Fig. 4: A model for tissue mechanics and actin nematodynamics recapitulates the response of endothelial tubes.
From: Interplay of actin nematodynamics and anisotropic tension controls endothelial mechanics
a, Schematic of cylindrical tube or radius R subjected to the pressure difference ΔP, balanced by the circumferential tension \({t}_{\theta }^{\theta }\) (i). The change in orientation of actin fibres from longitudinal to circumferential corresponds to a change in sign of the order parameter q (ii). b, Circumferential actin nematic order q as a function of the normalized tube radius R/R0. Dots: experimental data, corresponding to d(i),(ii).

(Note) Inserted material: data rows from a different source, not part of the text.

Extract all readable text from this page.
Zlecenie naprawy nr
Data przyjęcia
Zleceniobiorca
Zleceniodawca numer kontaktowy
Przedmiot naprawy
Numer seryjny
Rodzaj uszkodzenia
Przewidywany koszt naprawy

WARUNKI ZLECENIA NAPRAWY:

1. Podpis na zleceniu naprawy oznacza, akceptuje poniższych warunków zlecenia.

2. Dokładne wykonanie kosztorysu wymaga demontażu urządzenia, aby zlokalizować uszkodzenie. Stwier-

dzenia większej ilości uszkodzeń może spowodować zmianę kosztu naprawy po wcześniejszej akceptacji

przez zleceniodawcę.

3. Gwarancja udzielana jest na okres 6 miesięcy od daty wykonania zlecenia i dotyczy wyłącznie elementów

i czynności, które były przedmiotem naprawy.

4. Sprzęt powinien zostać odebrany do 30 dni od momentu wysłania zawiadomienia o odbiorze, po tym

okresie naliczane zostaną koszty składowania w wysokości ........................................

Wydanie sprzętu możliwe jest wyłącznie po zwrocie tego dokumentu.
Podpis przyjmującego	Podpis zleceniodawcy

Grey lines: numerically computed contribution of deformation by the tissue shear, starting with six sample images at R/R0 = 1. Insets: actin fibres colour coded based on their orientation, before tube stretching (yellow), after 7 h of 650 Pa pressure application (red) and for an artificial deformation of the initial image by an amount corresponding to the observed deformation R/R0 at 7 h (blue). c, Schematic of tube expansion dynamics and nematic reorientation induced by tube expansion. A sudden increase in the luminal pressure from ΔP ≈ 150 Pa to ΔP ≈ 650 Pa results in an instantaneous deformation, followed by a reorientation of actin fibres and an increase in the tension generated in actin stress fibres, \({{t}^{{\rm{a}}}}_{\theta }^{\theta }\), that slows down tube expansion. d, Actin order parameter q (i) and normalized tube radius R/R0 (ii) as a function of time, comparing the experimental data (dots) and model prediction (solid lines), for a constant pressure ΔP ≈ 150 Pa (yellow) and with pressure increase ΔP ≈ 650 Pa (red); the experimental data is as in Fig. 2a (with radius normalized by R0 for each experiment) and Fig. 2c(iv). Model predictions without the elastic component of the actin tension (green line, Ka = 0) and without the tension-coupling-inducing actin reorientation (blue line, β = 0) are also shown. Normalized total circumferential tension \({t}_{\theta }^{\theta }/{\zeta }_{0}\) (solid red line) and total longitudinal tension \({t}_{z}^{z}/{\zeta }_{0}\) (solid blue line) as a function of time (iii). Normalized total circumferential tension \({t}_{\theta }^{\theta }/{\zeta }_{0}\) (solid red line), circumferential tension in the actin stress fibre network \({{t}^{{\rm{a}}}}_{\theta }^{\theta }/{\zeta }_{0}\) (dashed green line) and residual tension \({{t}^{{\rm{r}}}}_{\theta }^{\theta }/{\zeta }_{0}\) (dotted red line) (iv).